In the pharmaceutical sector, a gradual shift towards digital product information delivery would be a positive development. An obvious benefit is accelerating time to market with the latest safety advice, boosting the patient experience and patient outcomes, not to mention public trust. Another substantial advantage is cost efficiency. As long as organisations have streamlined and reliable means of managing and approving changes to content, being able to publish this online will due course relieve the pressure on paper-based information publishing – and all of the logistics involved, not to mention the potential for label/leaflet wastage each time information or messaging changes. 

Even if paper leaflets persist for some time, the ability to publish updates or additional detail online paves the way to scale back some of the busy text that is currently included in paper IFUs. That might be different language versions, legal small-print, or tailored advice for specific patient categories.

Readiness for labelling transformation

With so much to gain from the digitalisation of product information, pharmaceutical companies should embrace the potential at their earliest opportunity. But most do not have information or content management processes suitable for rolling out accurate information and updating this at frequent intervals, as needs dictate, across global markets.

The capabilities of pharmaceutical companies for publishing regulated content are so constrained that larger companies especially those dealing in generics typically outsource their labelling management requirements. It feels easier to send data and get print-ready files back two or three times a year, than to contemplate transforming their regulatory content management backbones to better support process innovation. 

Before companies can deliver electronic product information, there must be a process for structured content authoring, where companies can confidently assemble the latest, correct information (which has been approved for use), for the current purpose. This requires a content management backbone, extending from one end of the organisation to the other, able to work with approved core data assets which had been captured in a structured way to enable easy re-use. This would have the potential to transform labelling management and facilitate changes to information provided online. Any investment in technology to support digital transformation must be matched by measures to assess, connect, clean up and restructure current data sources.

At a regional level companies should start to unify as much of their information and content preparation as possible, in accordance with common regulatory requirements. Using the controlled vocabularies set out by electronic submission standards (currently xEVMPD in the EU, to be succeeded by the more detailed ISO IDMP-based requirements: regulatory agencies can provide the recommended schema), they can start to impose improved consistency in the way regulated product information is constructed. This will help them create solid content components or building blocks for all labelling. 

Establishing a definitive repository for correct, current, approved content assets is essential too - along with details of current product registration status and submission activity globally, including information about which labels are in circulation where.
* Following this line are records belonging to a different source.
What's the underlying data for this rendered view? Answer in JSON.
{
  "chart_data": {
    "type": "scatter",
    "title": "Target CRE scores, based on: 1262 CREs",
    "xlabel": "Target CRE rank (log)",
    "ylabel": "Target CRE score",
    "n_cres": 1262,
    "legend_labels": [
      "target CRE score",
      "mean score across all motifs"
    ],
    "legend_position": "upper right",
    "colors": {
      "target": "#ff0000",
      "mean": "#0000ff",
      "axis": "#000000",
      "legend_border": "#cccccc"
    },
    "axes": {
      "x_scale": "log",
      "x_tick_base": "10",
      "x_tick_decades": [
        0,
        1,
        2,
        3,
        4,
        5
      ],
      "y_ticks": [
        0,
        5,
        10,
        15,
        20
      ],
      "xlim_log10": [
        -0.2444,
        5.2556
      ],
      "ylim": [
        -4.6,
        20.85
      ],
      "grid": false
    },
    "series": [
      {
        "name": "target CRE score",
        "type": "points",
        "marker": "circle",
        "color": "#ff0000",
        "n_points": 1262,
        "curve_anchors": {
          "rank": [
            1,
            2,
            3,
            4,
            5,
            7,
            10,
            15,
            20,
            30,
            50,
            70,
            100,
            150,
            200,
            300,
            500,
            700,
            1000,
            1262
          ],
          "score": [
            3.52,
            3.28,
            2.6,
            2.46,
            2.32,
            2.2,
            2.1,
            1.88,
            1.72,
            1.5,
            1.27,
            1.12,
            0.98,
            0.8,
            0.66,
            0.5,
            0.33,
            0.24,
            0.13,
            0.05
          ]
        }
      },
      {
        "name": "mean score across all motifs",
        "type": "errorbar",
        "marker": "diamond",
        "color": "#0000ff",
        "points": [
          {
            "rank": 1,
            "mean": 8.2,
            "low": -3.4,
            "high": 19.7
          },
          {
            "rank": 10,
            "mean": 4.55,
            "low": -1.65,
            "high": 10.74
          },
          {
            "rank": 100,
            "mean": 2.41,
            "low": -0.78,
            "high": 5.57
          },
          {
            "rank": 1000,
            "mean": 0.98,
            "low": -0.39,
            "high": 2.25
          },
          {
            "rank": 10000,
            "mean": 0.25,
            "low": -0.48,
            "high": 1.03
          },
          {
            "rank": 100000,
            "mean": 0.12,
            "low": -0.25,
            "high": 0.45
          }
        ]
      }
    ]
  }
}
So, an end-to-end regulatory information management (RIM) platform will play an important part, forming the backbone across which all active and historic content, along with associated status information, can be viewed and managed.

Focus on adding value

Continuing with current labelling practices and product information delivery is unsustainable. But this is not just about gaining efficiencies from a digital-first approach. A key consideration is identifying the added value this transformation can deliver, for internal operations and for partners and patients. This is likely to include greater information accuracy, easier content validation, accelerated regulatory processes and rapid safety updates. It will also enable the phasing out of frequent print updates and reduce wastage each time information changes. Transforming to digital-first electronic product information delivery will deliver on all this value and more.